I hurried to the desk.
“Yes?” asked the bony older woman on duty.
“My sister Amber and her three-year-old—an ambulance was bringing them here.”
“Yes, the boy was checked in about ten minutes ago.”
“I need to see them.”
“This blue corridor,” she said, pointing. “Down all the way to the end, take a right, then a left after the elevators. Pediatric emergency department.”
She probably didn’t even catch my muttered thank-you; I was already halfway down the hall.
I heard Amber before I saw her. She was in the pediatric ER’s lounge, demanding information from a woman in scrubs in a high, broken voice, answered by a hushed tone and gentle hand on her arm. I skidded to a halt beside her, my sneakers squeaking on the linoleum.
“What’s happening?”
Amber squeezed her eyes shut, mouthing a soundless, “They don’t know,” and dissolving into sobs. I steered her to a chair and went back to the nurse.
“I’m her sister. What’s wrong with my nephew?”
“The doctors don’t know yet. But he’s got a very high fever, so they’re working hard to treat that, first and foremost.”
“We can’t be with him?”
The nurse shook her head, frowning apologetically. “Not until we know what’s going on.”
“I’m an LPN,” I said, desperate for any extra clues. Throw me a f*cking bone here, lady.
She lowered her voice. “Your nephew is ill-appearing.”
My blood turned to ice at the term. A child could arrive at the hospital with the nastiest flu their parent had ever seen, and still get labeled well-appearing. “What?”
“We’ve got too many staff in with your nephew to allow family at the moment. What we really need is for your sister to stay calm, and stay close. We’ll need her on hand as we work to get to the bottom of this.”
My brain knew full well this was completely reasonable, but an angry sigh shuddered from my throat. I rubbed my face, willing myself to be calm. I was the rational one. The one who kept it together. I was a f*cking nurse.
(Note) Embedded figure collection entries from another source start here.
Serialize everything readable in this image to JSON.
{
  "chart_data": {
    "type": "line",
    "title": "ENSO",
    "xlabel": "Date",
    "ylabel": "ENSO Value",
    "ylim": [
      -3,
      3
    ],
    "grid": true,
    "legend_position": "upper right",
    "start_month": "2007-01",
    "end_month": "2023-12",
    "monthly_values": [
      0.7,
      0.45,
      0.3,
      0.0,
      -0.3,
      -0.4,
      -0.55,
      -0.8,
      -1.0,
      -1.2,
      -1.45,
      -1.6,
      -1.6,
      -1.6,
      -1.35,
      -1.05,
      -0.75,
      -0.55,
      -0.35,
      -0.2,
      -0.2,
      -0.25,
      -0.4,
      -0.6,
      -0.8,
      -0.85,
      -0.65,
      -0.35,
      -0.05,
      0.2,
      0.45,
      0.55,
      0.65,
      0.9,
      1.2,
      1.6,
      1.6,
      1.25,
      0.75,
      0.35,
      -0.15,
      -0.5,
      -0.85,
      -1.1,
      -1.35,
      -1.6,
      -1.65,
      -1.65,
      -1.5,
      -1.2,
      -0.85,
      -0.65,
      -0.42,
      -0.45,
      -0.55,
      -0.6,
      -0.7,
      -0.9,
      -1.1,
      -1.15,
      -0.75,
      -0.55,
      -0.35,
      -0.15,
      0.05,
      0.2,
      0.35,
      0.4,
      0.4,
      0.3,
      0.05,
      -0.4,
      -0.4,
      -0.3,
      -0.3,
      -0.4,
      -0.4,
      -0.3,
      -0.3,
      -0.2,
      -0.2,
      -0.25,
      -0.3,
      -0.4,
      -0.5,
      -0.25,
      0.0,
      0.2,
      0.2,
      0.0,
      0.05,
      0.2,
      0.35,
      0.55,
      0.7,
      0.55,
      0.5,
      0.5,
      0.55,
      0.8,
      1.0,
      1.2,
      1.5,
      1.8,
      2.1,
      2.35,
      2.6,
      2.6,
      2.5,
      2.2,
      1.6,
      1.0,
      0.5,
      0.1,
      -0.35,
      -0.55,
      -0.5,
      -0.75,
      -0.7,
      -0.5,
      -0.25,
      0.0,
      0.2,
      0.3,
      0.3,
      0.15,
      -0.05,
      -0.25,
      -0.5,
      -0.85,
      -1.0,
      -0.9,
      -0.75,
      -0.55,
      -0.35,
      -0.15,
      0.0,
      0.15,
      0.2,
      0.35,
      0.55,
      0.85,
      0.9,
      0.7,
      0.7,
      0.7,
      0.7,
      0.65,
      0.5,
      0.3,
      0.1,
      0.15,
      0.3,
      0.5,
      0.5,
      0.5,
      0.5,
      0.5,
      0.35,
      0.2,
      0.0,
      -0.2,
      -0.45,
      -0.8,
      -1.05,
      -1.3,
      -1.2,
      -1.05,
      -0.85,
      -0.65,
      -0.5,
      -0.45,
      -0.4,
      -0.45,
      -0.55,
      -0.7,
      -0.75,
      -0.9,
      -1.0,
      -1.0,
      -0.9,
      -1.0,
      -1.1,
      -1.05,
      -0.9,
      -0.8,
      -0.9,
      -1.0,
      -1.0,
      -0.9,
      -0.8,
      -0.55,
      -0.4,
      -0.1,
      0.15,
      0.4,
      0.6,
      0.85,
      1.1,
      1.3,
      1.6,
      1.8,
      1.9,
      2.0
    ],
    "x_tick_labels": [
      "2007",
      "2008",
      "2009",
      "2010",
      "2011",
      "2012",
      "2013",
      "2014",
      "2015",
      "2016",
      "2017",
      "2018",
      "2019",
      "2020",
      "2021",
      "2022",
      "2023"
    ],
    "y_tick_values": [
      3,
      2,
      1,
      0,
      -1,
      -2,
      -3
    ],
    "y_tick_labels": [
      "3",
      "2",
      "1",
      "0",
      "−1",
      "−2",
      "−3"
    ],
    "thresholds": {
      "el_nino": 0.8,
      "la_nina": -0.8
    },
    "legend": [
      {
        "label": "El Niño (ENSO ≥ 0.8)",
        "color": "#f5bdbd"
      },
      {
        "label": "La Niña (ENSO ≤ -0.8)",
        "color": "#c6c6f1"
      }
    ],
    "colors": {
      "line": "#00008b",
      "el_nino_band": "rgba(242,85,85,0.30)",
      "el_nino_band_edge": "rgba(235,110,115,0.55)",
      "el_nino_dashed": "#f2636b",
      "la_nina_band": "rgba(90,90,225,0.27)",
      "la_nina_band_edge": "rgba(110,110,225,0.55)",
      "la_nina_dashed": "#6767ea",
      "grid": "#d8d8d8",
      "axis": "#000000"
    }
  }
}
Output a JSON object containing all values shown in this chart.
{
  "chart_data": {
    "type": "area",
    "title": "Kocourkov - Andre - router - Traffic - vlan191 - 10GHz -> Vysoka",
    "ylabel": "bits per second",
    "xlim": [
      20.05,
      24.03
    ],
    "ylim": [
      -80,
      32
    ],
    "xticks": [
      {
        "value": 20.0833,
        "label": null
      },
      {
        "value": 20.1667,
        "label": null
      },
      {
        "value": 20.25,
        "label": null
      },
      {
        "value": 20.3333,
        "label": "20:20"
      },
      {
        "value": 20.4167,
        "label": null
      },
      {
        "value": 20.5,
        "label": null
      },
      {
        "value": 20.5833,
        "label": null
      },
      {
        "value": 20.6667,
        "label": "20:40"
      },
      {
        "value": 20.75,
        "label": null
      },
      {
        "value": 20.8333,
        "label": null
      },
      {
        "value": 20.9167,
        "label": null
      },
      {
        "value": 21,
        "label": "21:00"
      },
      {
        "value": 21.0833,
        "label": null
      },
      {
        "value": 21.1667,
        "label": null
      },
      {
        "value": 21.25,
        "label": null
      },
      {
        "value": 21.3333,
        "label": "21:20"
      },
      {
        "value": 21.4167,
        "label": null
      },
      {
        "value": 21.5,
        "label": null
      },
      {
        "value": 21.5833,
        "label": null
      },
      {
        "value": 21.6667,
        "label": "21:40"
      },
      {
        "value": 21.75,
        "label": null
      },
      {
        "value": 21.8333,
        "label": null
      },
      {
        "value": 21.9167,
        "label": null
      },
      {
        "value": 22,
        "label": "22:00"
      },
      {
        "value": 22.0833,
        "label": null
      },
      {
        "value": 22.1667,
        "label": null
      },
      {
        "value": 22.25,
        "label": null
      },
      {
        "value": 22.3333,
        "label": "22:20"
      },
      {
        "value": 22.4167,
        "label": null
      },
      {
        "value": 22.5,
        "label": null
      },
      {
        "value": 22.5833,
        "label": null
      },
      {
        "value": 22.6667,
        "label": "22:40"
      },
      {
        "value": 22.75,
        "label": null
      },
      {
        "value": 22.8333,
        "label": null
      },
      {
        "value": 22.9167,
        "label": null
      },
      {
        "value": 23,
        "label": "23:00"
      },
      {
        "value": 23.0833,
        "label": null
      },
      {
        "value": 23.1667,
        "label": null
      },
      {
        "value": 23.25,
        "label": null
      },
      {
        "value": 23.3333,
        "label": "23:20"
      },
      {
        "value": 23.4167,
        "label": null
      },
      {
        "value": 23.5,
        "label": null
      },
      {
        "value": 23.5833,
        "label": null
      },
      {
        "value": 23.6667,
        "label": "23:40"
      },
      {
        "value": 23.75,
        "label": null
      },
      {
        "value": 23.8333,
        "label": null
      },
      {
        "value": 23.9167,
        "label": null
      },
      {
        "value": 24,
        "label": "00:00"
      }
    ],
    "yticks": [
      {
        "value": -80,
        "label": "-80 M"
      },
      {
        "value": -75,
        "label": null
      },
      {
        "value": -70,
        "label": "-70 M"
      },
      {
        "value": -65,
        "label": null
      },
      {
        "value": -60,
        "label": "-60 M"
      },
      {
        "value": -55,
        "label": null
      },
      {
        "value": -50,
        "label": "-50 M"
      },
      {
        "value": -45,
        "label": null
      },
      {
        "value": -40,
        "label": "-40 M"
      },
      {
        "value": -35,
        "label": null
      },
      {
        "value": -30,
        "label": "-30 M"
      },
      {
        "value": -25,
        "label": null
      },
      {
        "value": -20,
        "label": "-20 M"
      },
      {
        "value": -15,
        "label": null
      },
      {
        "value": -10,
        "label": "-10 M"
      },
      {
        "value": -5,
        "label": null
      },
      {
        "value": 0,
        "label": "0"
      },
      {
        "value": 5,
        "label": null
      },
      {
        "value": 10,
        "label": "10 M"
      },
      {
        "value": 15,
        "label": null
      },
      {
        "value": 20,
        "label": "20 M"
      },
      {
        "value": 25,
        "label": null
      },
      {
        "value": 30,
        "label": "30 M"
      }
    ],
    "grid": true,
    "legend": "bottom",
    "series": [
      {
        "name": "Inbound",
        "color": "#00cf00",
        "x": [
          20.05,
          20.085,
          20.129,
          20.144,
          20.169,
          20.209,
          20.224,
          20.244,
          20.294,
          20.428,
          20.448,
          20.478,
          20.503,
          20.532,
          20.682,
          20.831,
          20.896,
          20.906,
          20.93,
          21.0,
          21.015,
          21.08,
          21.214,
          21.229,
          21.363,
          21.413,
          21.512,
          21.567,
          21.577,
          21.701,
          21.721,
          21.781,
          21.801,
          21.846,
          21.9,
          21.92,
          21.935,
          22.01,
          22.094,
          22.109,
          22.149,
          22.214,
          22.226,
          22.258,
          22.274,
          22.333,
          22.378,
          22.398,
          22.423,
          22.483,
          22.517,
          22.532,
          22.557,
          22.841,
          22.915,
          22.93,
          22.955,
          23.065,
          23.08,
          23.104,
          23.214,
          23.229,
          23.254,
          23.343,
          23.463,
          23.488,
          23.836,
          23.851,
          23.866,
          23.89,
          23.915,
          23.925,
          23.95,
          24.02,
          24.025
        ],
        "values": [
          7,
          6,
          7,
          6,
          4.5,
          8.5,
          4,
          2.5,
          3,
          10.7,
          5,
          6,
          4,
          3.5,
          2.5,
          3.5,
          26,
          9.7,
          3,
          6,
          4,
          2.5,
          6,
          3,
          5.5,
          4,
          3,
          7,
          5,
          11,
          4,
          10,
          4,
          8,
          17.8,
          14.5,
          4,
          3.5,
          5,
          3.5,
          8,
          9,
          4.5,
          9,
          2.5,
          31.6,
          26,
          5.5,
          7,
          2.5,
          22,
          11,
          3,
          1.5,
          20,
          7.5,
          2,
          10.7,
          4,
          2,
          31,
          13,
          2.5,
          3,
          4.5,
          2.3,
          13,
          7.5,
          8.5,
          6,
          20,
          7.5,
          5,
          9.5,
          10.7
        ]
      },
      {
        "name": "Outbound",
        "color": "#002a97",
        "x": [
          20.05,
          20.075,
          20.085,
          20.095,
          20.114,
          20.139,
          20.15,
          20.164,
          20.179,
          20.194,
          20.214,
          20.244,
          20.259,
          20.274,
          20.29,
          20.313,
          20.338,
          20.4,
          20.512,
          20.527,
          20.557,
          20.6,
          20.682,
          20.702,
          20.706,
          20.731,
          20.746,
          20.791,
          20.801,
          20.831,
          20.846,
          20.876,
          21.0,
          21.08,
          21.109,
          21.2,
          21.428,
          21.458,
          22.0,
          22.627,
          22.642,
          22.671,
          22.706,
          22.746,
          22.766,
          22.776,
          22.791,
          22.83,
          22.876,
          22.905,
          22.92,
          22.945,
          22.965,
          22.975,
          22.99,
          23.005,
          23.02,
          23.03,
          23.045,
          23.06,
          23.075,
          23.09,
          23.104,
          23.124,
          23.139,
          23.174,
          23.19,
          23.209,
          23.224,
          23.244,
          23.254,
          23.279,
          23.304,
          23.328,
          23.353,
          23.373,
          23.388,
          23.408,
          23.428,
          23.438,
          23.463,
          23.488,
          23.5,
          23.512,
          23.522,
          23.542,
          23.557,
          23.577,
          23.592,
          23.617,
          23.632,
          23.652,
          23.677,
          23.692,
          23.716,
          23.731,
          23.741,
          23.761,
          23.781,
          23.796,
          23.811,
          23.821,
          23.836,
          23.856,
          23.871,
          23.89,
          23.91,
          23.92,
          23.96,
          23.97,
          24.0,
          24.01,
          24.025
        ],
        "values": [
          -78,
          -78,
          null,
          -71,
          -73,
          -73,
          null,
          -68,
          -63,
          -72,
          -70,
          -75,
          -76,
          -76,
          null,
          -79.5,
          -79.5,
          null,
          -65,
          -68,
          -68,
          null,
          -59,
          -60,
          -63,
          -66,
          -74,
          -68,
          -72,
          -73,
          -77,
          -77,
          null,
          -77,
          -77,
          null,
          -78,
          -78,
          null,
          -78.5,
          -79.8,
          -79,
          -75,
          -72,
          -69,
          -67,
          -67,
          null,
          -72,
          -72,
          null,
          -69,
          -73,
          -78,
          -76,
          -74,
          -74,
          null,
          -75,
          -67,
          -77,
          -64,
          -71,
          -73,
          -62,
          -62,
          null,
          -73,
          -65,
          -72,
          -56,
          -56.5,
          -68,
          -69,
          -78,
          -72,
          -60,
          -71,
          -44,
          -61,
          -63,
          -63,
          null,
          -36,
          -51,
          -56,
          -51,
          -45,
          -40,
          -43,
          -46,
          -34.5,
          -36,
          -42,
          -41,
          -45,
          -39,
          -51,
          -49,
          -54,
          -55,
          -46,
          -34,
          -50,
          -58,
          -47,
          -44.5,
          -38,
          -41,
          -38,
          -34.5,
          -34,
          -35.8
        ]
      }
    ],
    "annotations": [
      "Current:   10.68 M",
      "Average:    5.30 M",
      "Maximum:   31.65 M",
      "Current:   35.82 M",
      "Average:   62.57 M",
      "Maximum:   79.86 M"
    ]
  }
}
Amber was a mother, but I was hers, and I had to be strong now, when she couldn’t be.
I took a seat beside her. She was doubled over, head on her knees, arms wrapped around her shins. Exactly the position she’d always adopted on the front stoop of our apartment building when she “ran away,” following a fight with our mom. Just folded herself into a wretched ball and waited for someone to take pity. One day I’d come home after school and found her just that way, with her stuffed turtle and a family-sized bag of pretzels. For nutrition, she’d explained. For when I go and live in the woods and never come home again, ever.
I rubbed her back, just as I surely had all those years ago. “He’s going to be fine,” I said, at a loss for any other words.
She sat up, face beet red. “Is that what she said?”